Abstract

In June of 2006, the UC Davis Law Review published an article by Professor Ruby Andrew arguing for rejecting any differentiation between persons convicted of intra-familial child sex abuse and those convicted of child sex abuse where the victim is a stranger or non-related acquaintance. Professor Andrew set out to persuade her readers that fathers and stepfathers who sexually abuse relatives present the same level of both moral culpability and danger to the community as non-familial child abusers, and that their related victims are best protected through rigidly punitive control policies. We agree with Andrew that familial victims are no less deserving than the victims of strangers. But it does not follow that the best way to help children victimized by relatives is by mandating imprisonment, or requiring the public humiliation of the family created by community notification. While we disagree with the general conclusion of Andrew's article, the reason for this note is a more specific concern about questions of fact in legal scholarship.

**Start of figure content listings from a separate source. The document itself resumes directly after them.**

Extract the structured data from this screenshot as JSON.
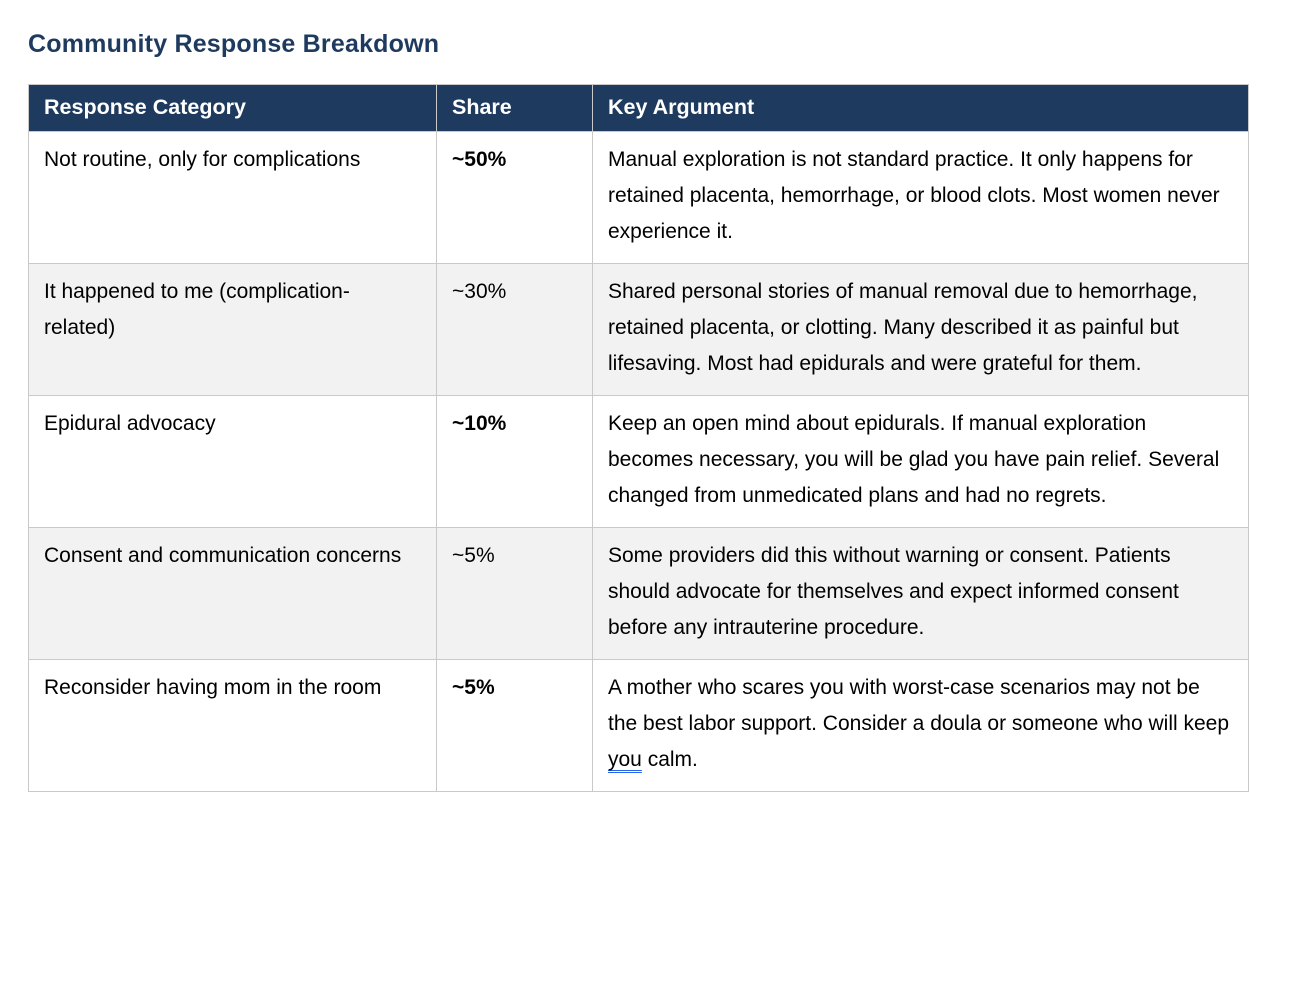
{
  "page": {
    "title": "Community Response Breakdown"
  },
  "colors": {
    "title_text": "#1e3a5f",
    "header_bg": "#1e3a5f",
    "header_text": "#ffffff",
    "row_alt_bg": "#f2f2f2",
    "cell_border": "#c9c9c9",
    "grammar_underline": "#2563eb"
  },
  "table": {
    "headers": [
      "Response Category",
      "Share",
      "Key Argument"
    ],
    "rows": [
      {
        "category": "Not routine, only for complications",
        "share": "~50%",
        "share_bold": true,
        "argument": "Manual exploration is not standard practice. It only happens for retained placenta, hemorrhage, or blood clots. Most women never experience it."
      },
      {
        "category": "It happened to me (complication-related)",
        "share": "~30%",
        "share_bold": false,
        "argument": "Shared personal stories of manual removal due to hemorrhage, retained placenta, or clotting. Many described it as painful but lifesaving. Most had epidurals and were grateful for them."
      },
      {
        "category": "Epidural advocacy",
        "share": "~10%",
        "share_bold": true,
        "argument": "Keep an open mind about epidurals. If manual exploration becomes necessary, you will be glad you have pain relief. Several changed from unmedicated plans and had no regrets."
      },
      {
        "category": "Consent and communication concerns",
        "share": "~5%",
        "share_bold": false,
        "argument": "Some providers did this without warning or consent. Patients should advocate for themselves and expect informed consent before any intrauterine procedure."
      },
      {
        "category": "Reconsider having mom in the room",
        "share": "~5%",
        "share_bold": true,
        "argument_before": "A mother who scares you with worst-case scenarios may not be the best labor support. Consider a doula or someone who will keep ",
        "argument_underlined": "you",
        "argument_after": " calm."
      }
    ]
  }
}
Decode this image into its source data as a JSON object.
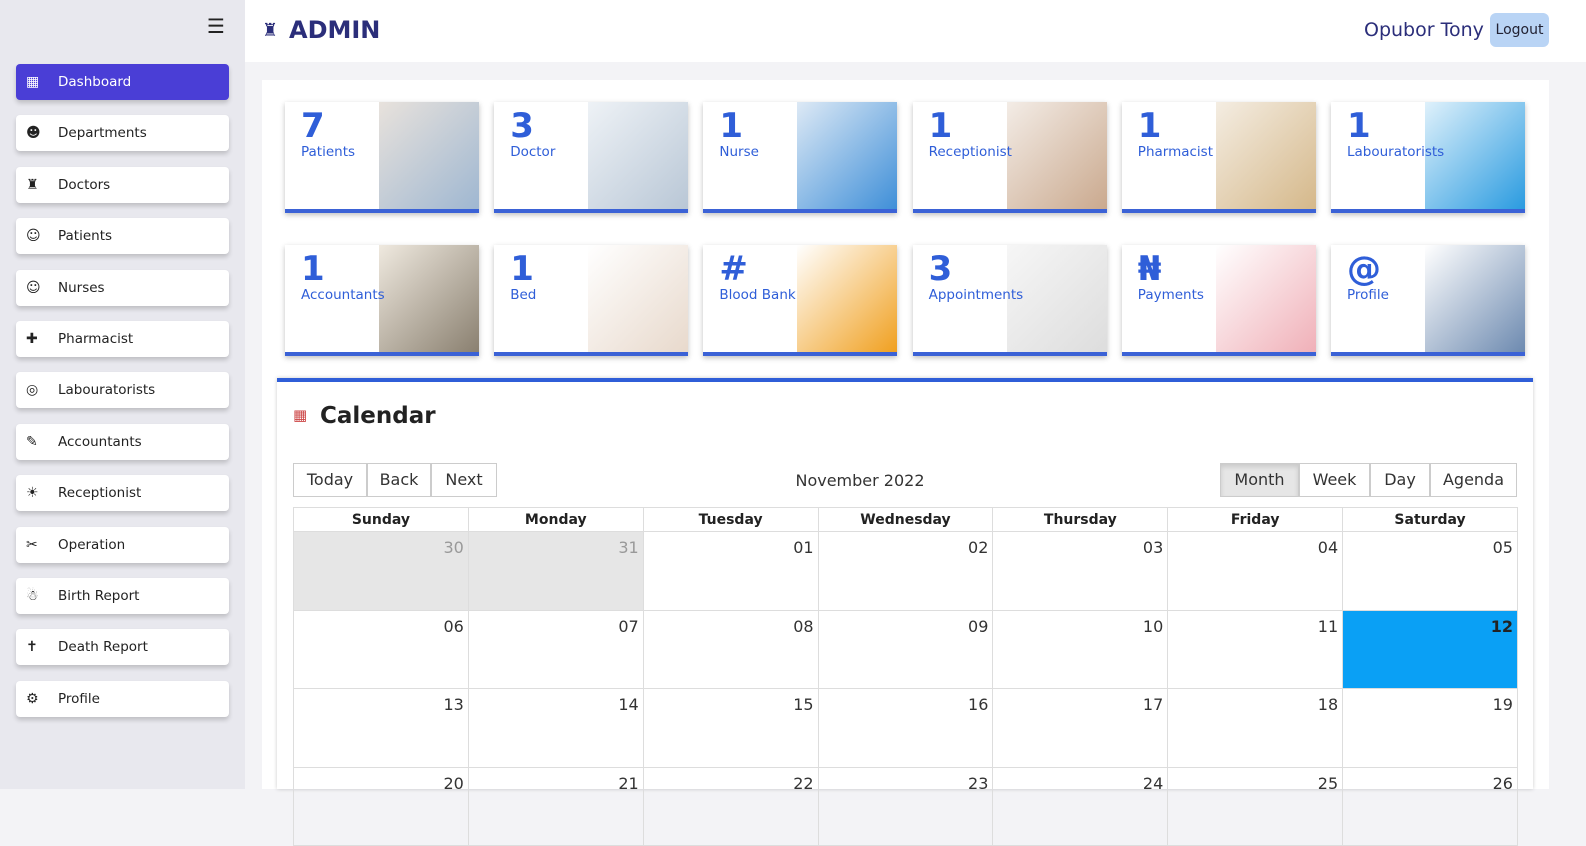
{
  "header": {
    "title": "ADMIN",
    "user": "Opubor Tony",
    "logout": "Logout"
  },
  "sidebar": {
    "items": [
      "Dashboard",
      "Departments",
      "Doctors",
      "Patients",
      "Nurses",
      "Pharmacist",
      "Labouratorists",
      "Accountants",
      "Receptionist",
      "Operation",
      "Birth Report",
      "Death Report",
      "Profile"
    ]
  },
  "cards": [
    {
      "count": 7,
      "label": "Patients"
    },
    {
      "count": 3,
      "label": "Doctor"
    },
    {
      "count": 1,
      "label": "Nurse"
    },
    {
      "count": 1,
      "label": "Receptionist"
    },
    {
      "count": 1,
      "label": "Pharmacist"
    },
    {
      "count": 1,
      "label": "Labouratorists"
    },
    {
      "count": 1,
      "label": "Accountants"
    },
    {
      "count": 1,
      "label": "Bed"
    },
    {
      "count": "#",
      "label": "Blood Bank"
    },
    {
      "count": 3,
      "label": "Appointments"
    },
    {
      "count": "₦",
      "label": "Payments"
    },
    {
      "count": "@",
      "label": "Profile"
    }
  ],
  "calendar": {
    "title": "Calendar",
    "nav": [
      "Today",
      "Back",
      "Next"
    ],
    "period": "November 2022",
    "views": [
      "Month",
      "Week",
      "Day",
      "Agenda"
    ],
    "weekdays": [
      "Sunday",
      "Monday",
      "Tuesday",
      "Wednesday",
      "Thursday",
      "Friday",
      "Saturday"
    ],
    "weeks": [
      [
        "30",
        "31",
        "01",
        "02",
        "03",
        "04",
        "05"
      ],
      [
        "06",
        "07",
        "08",
        "09",
        "10",
        "11",
        "12"
      ],
      [
        "13",
        "14",
        "15",
        "16",
        "17",
        "18",
        "19"
      ],
      [
        "20",
        "21",
        "22",
        "23",
        "24",
        "25",
        "26"
      ]
    ]
  }
}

On a question at the heart of the penal response to sex offenders - the relative dangers of sex recidivism for incest and non-incest child abusers - Andrew's article leaves a demonstrably false impression about current empirical research and, wittingly or unwittingly, ignores scores of published researched studies involving many thousands of subjects in several countries. What law review readers do not know can hurt them. We would hope that a peer-review process in which experts were consulted would have caught Andrew's false claims. But short of that, law students or lay people who checked her citations using the universally-accessible search engine provided by Google could have easily caught this problem.